Din alimlerince, dinimize umumiyetle sınama ve imtihan olarak aktarılan bu kelime aslında altın ve gümüşü, yabancı maddelerden temizleyip saf olarak elde etmek için ateşe sokup eritmeye denmiştir. İyiliği ve kötülüğü belli olmak için insana edilen muamele ve ibtilaya da bu asıldan alınmış olarak fitne denir. Kelime zamanla çok daha geniş mânalar kazanarak iptila, imtihan, tecrübe mânalarına, insanın ateşe atılıp azap edilmesi vs. mânalarına da kullanılmıştır.



İbnu'l-Arabî bu kelimenin "tecrübe" (ihtibar), mihnet, mal, evlad, küfür, insanların fikir ayrılıklarına düşmeleri, ateşte yakmak gibi çeşitli mânalara geldiğini belirtir.



Fitne kelimesinin, gerek Kur'an'da gerekse hadislerde, söylenenlere ilaveten günah, saptırma, sapıtma, cünun (delilik) rezalet (faziha), insanların birbirlerini öldürmesi, katl, ateşte yakarak azab vermek gibi çok değişik mânalarda kullanıldığı muteber kaynaklarda şahitleriyle belirtilir. Aliyyü'l-Kârî, bozuk akideye de fitne dendiğini ayrıca belirtir.



Hülasa bu kelime, lügat açısından bidayette, tecrübe ve mihnet mânalarını taşıdı ise de, zamanla her çeşit fena  ve mekruh şeye ıtlak edilmiştir.



Bu kelime üzerine İmam Birgivî'nin kaydettiği açıklama, onun ifade ettiği mânanın genişliğini daha iyi gösterir. Der ki: "Fitne, insanları meşru bir faide olmaksızın ızdıraba, ihtilale, ihtilafa,  mihnet ve belaya düşürmektir. Kalbin afetlerinin 48'incisidir. Cemaat imamının namazı uzatması, halka anlayamayacağı çapraşık ve kapalı dil ile hitap etmesi fitnelerdendir.
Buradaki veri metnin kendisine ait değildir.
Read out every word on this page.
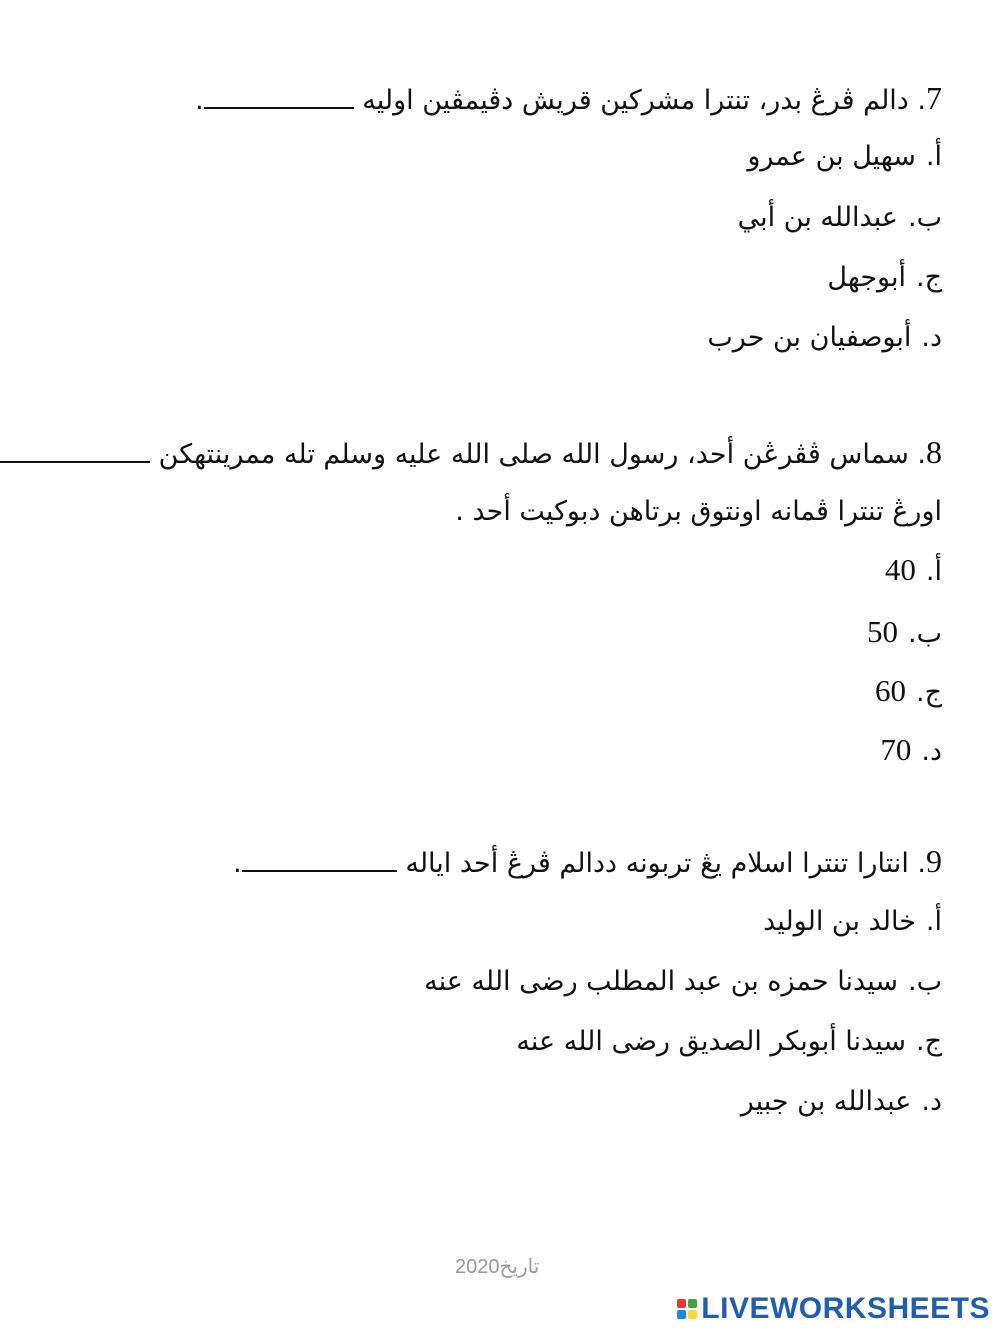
7. دالم ڤرڠ بدر، تنترا مشركين قريش دڤيمڤين اوليه .
أ.سهيل بن عمرو
ب.عبدالله بن أبي
ج.أبوجهل
د.أبوصفيان بن حرب
8. سماس ڤڤرڠن أحد، رسول الله صلى الله عليه وسلم تله ممرينتهكن
اورڠ تنترا ڤمانه اونتوق برتاهن دبوكيت أحد .
أ.40
ب.50
ج.60
د.70
9. انتارا تنترا اسلام يڠ تربونه ددالم ڤرڠ أحد اياله .
أ.خالد بن الوليد
ب.سيدنا حمزه بن عبد المطلب رضى الله عنه
ج.سيدنا أبوبكر الصديق رضى الله عنه
د.عبدالله بن جبير
تاريخ2020
LIVEWORKSHEETS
"Fitne  kelimesinin buraya kadar sayılan mânaların birçoğuna delalet ettiğini Kur'an-ı Kerim'de görmekteyiz, mesela:[24]



Saptırma: "İşte kalplerinde eğrilik bulunanlar, sırf fitne aramak (ötekini  berikini saptırmak) için (Kur'an'ın) müteşabih âyetlerine tabi olurlar" (Âl-i İmran 7, İsra 73).[24]
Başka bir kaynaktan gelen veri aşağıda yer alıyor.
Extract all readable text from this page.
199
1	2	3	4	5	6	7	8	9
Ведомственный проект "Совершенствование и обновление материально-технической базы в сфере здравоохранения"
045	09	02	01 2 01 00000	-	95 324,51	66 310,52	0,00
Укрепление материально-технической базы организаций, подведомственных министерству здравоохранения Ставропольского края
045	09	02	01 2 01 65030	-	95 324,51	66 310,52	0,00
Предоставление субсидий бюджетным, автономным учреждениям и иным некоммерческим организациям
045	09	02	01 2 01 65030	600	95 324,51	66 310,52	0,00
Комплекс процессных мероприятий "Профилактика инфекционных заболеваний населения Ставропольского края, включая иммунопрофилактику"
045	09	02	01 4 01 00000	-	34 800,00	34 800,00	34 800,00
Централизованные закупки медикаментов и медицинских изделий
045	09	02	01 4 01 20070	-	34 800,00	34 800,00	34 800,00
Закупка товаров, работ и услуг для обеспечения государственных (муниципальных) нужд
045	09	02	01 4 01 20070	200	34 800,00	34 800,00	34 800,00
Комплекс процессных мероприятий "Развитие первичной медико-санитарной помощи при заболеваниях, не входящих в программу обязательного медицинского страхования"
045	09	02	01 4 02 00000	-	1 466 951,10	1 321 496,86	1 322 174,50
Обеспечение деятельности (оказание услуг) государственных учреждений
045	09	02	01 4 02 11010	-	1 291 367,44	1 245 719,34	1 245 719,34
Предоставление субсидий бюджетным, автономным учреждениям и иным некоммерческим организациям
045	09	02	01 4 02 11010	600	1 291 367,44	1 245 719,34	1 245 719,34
İmtihan: "Biz onlardan (insanlardan) kimini kimi ile.. işte böyle imtihan ettik" (En'am 53. Ayrıca Bak. Taha 85; Sâd 34, Ankebut 3.)[24]



AZAB: "Davud sandı ki, biz  kendisine bir azab hazırladık..." (Sad 24)[24]
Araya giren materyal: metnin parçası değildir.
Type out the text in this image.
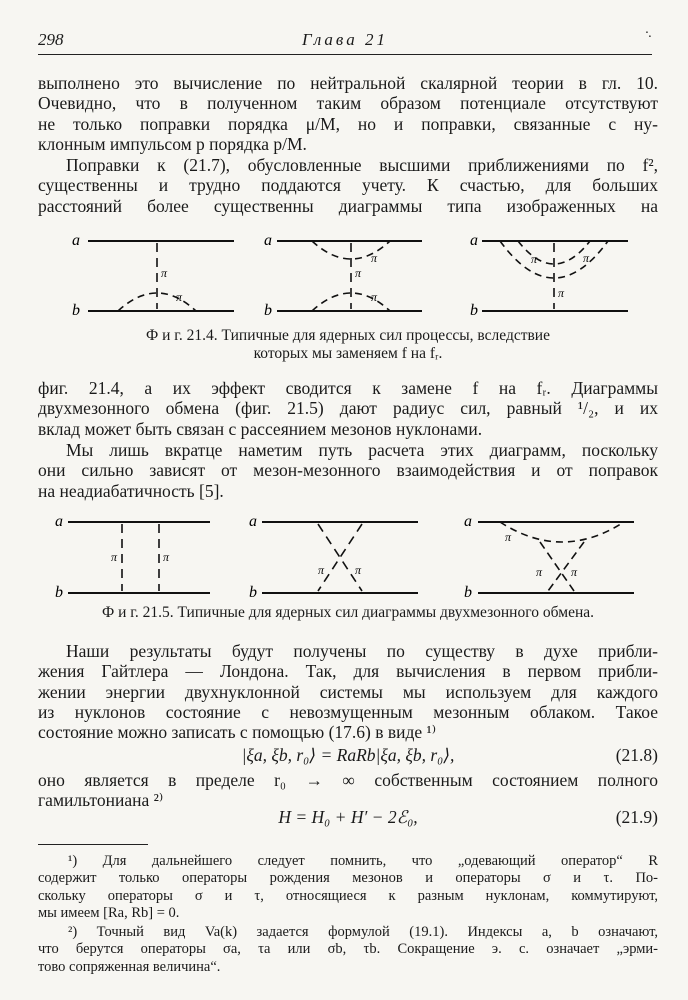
298	Глава 21	·.
выполнено это вычисление по нейтральной скалярной теории в гл. 10.
Очевидно, что в полученном таким образом потенциале отсутствуют
не только поправки порядка μ/M, но и поправки, связанные с ну-
клонным импульсом p порядка p/M.
Поправки к (21.7), обусловленные высшими приближениями по f²,
существенны и трудно поддаются учету. К счастью, для больших
расстояний более существенны диаграммы типа изображенных на
a
b
a
b
a
b
π
π
π
π
π
π	π
π
Ф и г. 21.4. Типичные для ядерных сил процессы, вследствие
которых мы заменяем f на fᵣ.
фиг. 21.4, а их эффект сводится к замене f на fᵣ. Диаграммы
двухмезонного обмена (фиг. 21.5) дают радиус сил, равный ¹/₂, и их
вклад может быть связан с рассеянием мезонов нуклонами.
Мы лишь вкратце наметим путь расчета этих диаграмм, поскольку
они сильно зависят от мезон-мезонного взаимодействия и от поправок
на неадиабатичность [5].
a
b
a
b
a
b
π	π
π	π
π
π π
Ф и г. 21.5. Типичные для ядерных сил диаграммы двухмезонного обмена.
Наши результаты будут получены по существу в духе прибли-
жения Гайтлера — Лондона. Так, для вычисления в первом прибли-
жении энергии двухнуклонной системы мы используем для каждого
из нуклонов состояние с невозмущенным мезонным облаком. Такое
состояние можно записать с помощью (17.6) в виде ¹⁾
|ξa, ξb, r₀⟩ = RaRb|ξa, ξb, r₀⟩,	(21.8)
оно является в пределе r₀ → ∞ собственным состоянием полного
гамильтониана ²⁾
H = H₀ + H′ − 2ℰ₀,	(21.9)
¹) Для дальнейшего следует помнить, что „одевающий оператор“ R
содержит только операторы рождения мезонов и операторы σ и τ. По-
скольку операторы σ и τ, относящиеся к разным нуклонам, коммутируют,
мы имеем [Ra, Rb] = 0.
²) Точный вид Va(k) задается формулой (19.1). Индексы a, b означают,
что берутся операторы σa, τa или σb, τb. Сокращение э. с. означает „эрми-
тово сопряженная величина“.
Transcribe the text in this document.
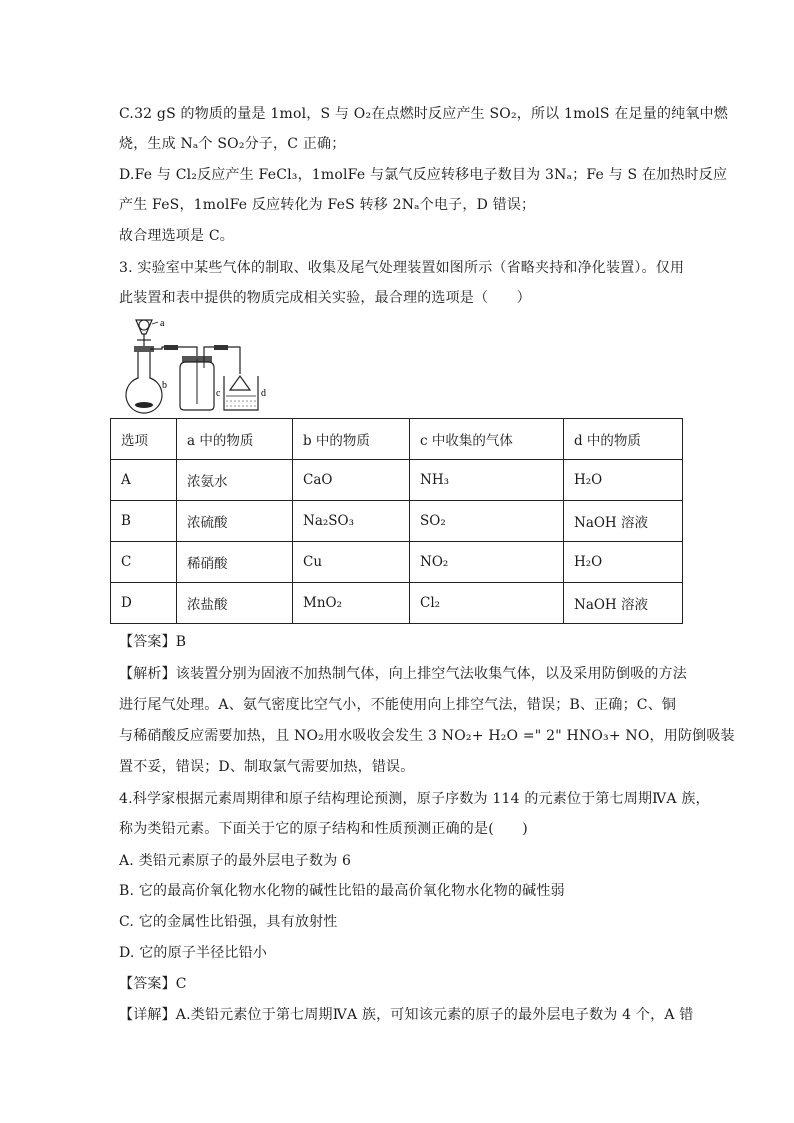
C.32 gS 的物质的量是 1mol，S 与 O₂在点燃时反应产生 SO₂，所以 1molS 在足量的纯氧中燃
烧，生成 Nₐ个 SO₂分子，C 正确；
D.Fe 与 Cl₂反应产生 FeCl₃，1molFe 与氯气反应转移电子数目为 3Nₐ；Fe 与 S 在加热时反应
产生 FeS，1molFe 反应转化为 FeS 转移 2Nₐ个电子，D 错误；
故合理选项是 C。
3. 实验室中某些气体的制取、收集及尾气处理装置如图所示（省略夹持和净化装置）。仅用
此装置和表中提供的物质完成相关实验，最合理的选项是（　　）
a
b
c	d
选项	a 中的物质	b 中的物质	c 中收集的气体	d 中的物质
A	浓氨水	CaO	NH₃	H₂O
B	浓硫酸	Na₂SO₃	SO₂	NaOH 溶液
C	稀硝酸	Cu	NO₂	H₂O
D	浓盐酸	MnO₂	Cl₂	NaOH 溶液
【答案】B
【解析】该装置分别为固液不加热制气体，向上排空气法收集气体，以及采用防倒吸的方法
进行尾气处理。A、氨气密度比空气小，不能使用向上排空气法，错误；B、正确；C、铜
与稀硝酸反应需要加热，且 NO₂用水吸收会发生 3 NO₂+ H₂O =" 2" HNO₃+ NO，用防倒吸装
置不妥，错误；D、制取氯气需要加热，错误。
4.科学家根据元素周期律和原子结构理论预测，原子序数为 114 的元素位于第七周期ⅣA 族，
称为类铅元素。下面关于它的原子结构和性质预测正确的是(　　)
A. 类铅元素原子的最外层电子数为 6
B. 它的最高价氧化物水化物的碱性比铅的最高价氧化物水化物的碱性弱
C. 它的金属性比铅强，具有放射性
D. 它的原子半径比铅小
【答案】C
【详解】A.类铅元素位于第七周期ⅣA 族，可知该元素的原子的最外层电子数为 4 个，A 错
Yakmak: "Mü'minler, münafıklara: "...Siz kendinizi kendiniz yaktınız" derler" (Hadid 14).[24]



İşkence: "Rabbin, işkence edildikten sonra hicret edip sonra cihad ve sabır edenlerin lehindedir" (Nahl 110).[24]



Fenalık Yapmak: "Kafirlerin size fenalık yapmalarından korkuyorsanız..." (Nisa 101).[24]



Belaya Uğratmak: "Hakikat, erkek mü'minlerle kadın mü'minleri belaya uğratanlar..." (Bürûc 10).[24]



Delilik: "Delilik hanginizde imiş?" (Kalem 6).[24]



Şirk Ve Tefrika: "Fitneden yani (şirk ve tefrikadan) eser kalmayıncaya din de (şunun bunun değil, yalnız) Allah'ın (dini tanınmış) oluncaya kadar onlarla savaşın..." (Bakara 193).[24]



Kargaşa (Ölümü Temenni Ettiren Hal): "Onları (size harp açanları) nerede bulursanız öldürün, onları, sizi çıkardıkları yerden (Mekke'den)  çıkarın. Fitne (ölümü temenni ettiren hal) katilden beterdir" (Bakara 191).[24]



İman Zayıflığı-Küfür: "Kafir olanlar bile birbirlerinin yardımcılarıdır, eğer siz bunu yapmazsanız, yeryüzünde bir fitne (iman zayıflığı, küfür) ve büyük bir fesad olur" (Enfal 73).[24]



İsyan-Muhalefet: "Onlardan kimi de: "...Bana izin ver, beni fitneye (isyana, muhalefete) düşürme"  diyecektir. Haberin olsun ki, onlar zaten fitne çukuruna düşmüşlerdir" (Tevbe 49).[24]